SBF: Would you be willing to send review copies to those who are interested in reviewing them?
Kath: We would be happy to provide a free review copy of our teaching resources to any college interested in looking at our resources for inclusion in their curriculum.
We have Instructors Guides, PPT teaching presentations, videos and a full podcast library free for download from our website: http://lifeanddeathmatters.ca/products/. If we can assist in your teaching, or learning, please don’t hesitate to contact us. Our books can also be purchased through our website: http://lifeanddeathmatters.ca/shop-usa/.
Steve, my passion is to help others provide excellent care for the dying person and their family. I love learning, I love teaching. I established my company, Life and Death Matters, 11 years ago to do exactly that – to prepare the workforce for the coming tsunami of dying that is upon us. I am committed to providing practical, delicious and digestible teaching and learning resources in hospice and palliative care. We invite those who want to provide excellent, engaging, and practical education, who want to strengthen their programs and integrate hospice and palliative care, to check out our website and give us a call.

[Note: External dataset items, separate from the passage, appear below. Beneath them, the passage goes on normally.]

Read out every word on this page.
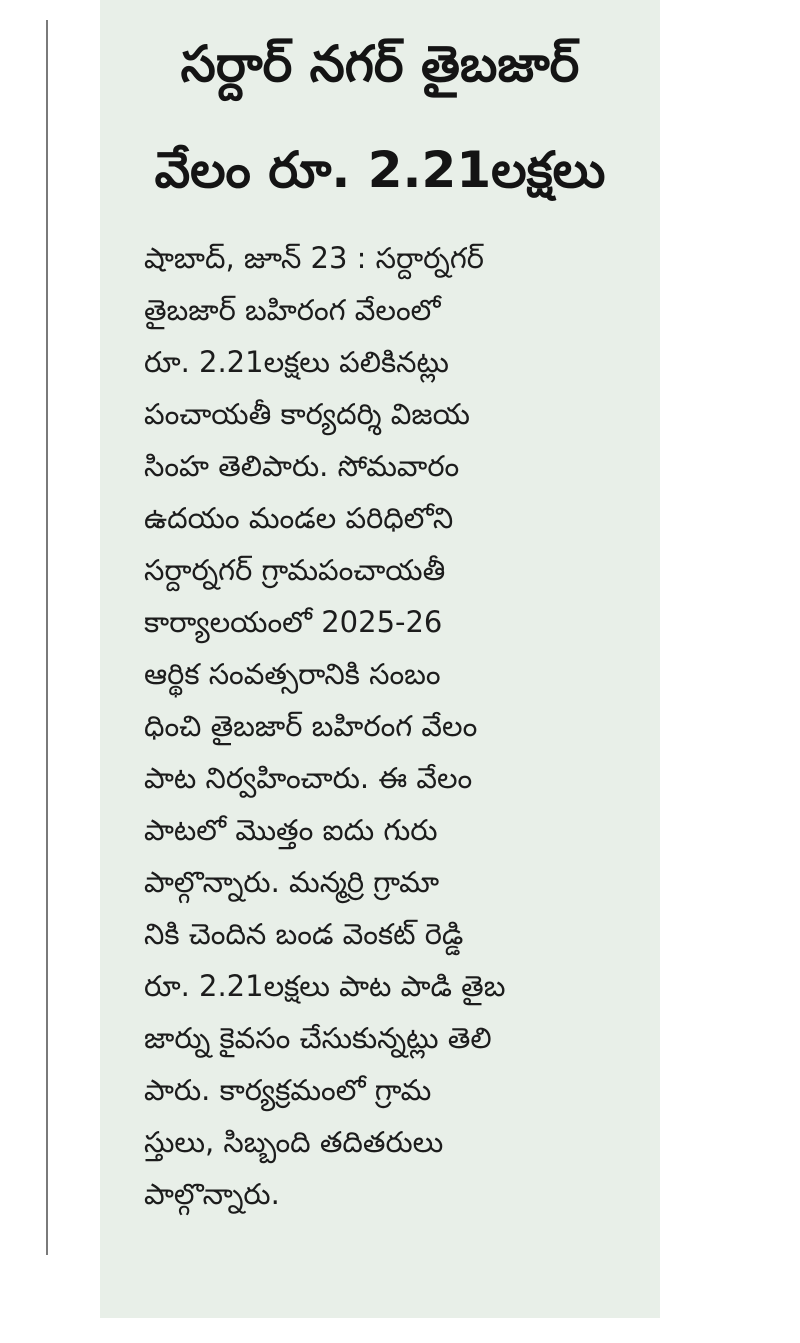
సర్దార్ నగర్ తైబజార్
వేలం రూ. 2.21లక్షలు
షాబాద్, జూన్ 23 : సర్దార్నగర్
తైబజార్ బహిరంగ వేలంలో
రూ. 2.21లక్షలు పలికినట్లు
పంచాయతీ కార్యదర్శి విజయ
సింహ తెలిపారు. సోమవారం
ఉదయం మండల పరిధిలోని
సర్దార్నగర్ గ్రామపంచాయతీ
కార్యాలయంలో 2025-26
ఆర్థిక సంవత్సరానికి సంబం
ధించి తైబజార్ బహిరంగ వేలం
పాట నిర్వహించారు. ఈ వేలం
పాటలో మొత్తం ఐదు గురు
పాల్గొన్నారు. మన్మర్రి గ్రామా
నికి చెందిన బండ వెంకట్ రెడ్డి
రూ. 2.21లక్షలు పాట పాడి తైబ
జార్ను కైవసం చేసుకున్నట్లు తెలి
పారు. కార్యక్రమంలో గ్రామ
స్తులు, సిబ్బంది తదితరులు
పాల్గొన్నారు.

Thank you so much for this opportunity to speak with you!
SBF: Kath Murray has taken her knowledge and experience to assignments in many parts of the world, including Nepal, Mexico, United States, and Canada. She has chronicled these opportunities in her texts, as well as in the accompanying videos which can be viewed on her website. As someone who has had experiences with Hospice in the passing process of my step-mother and Jan’s mother, I am a full-fledged supporter and advocate for the service, which transcends the usual time of dying with a comforting period of assistance for the patient and the family.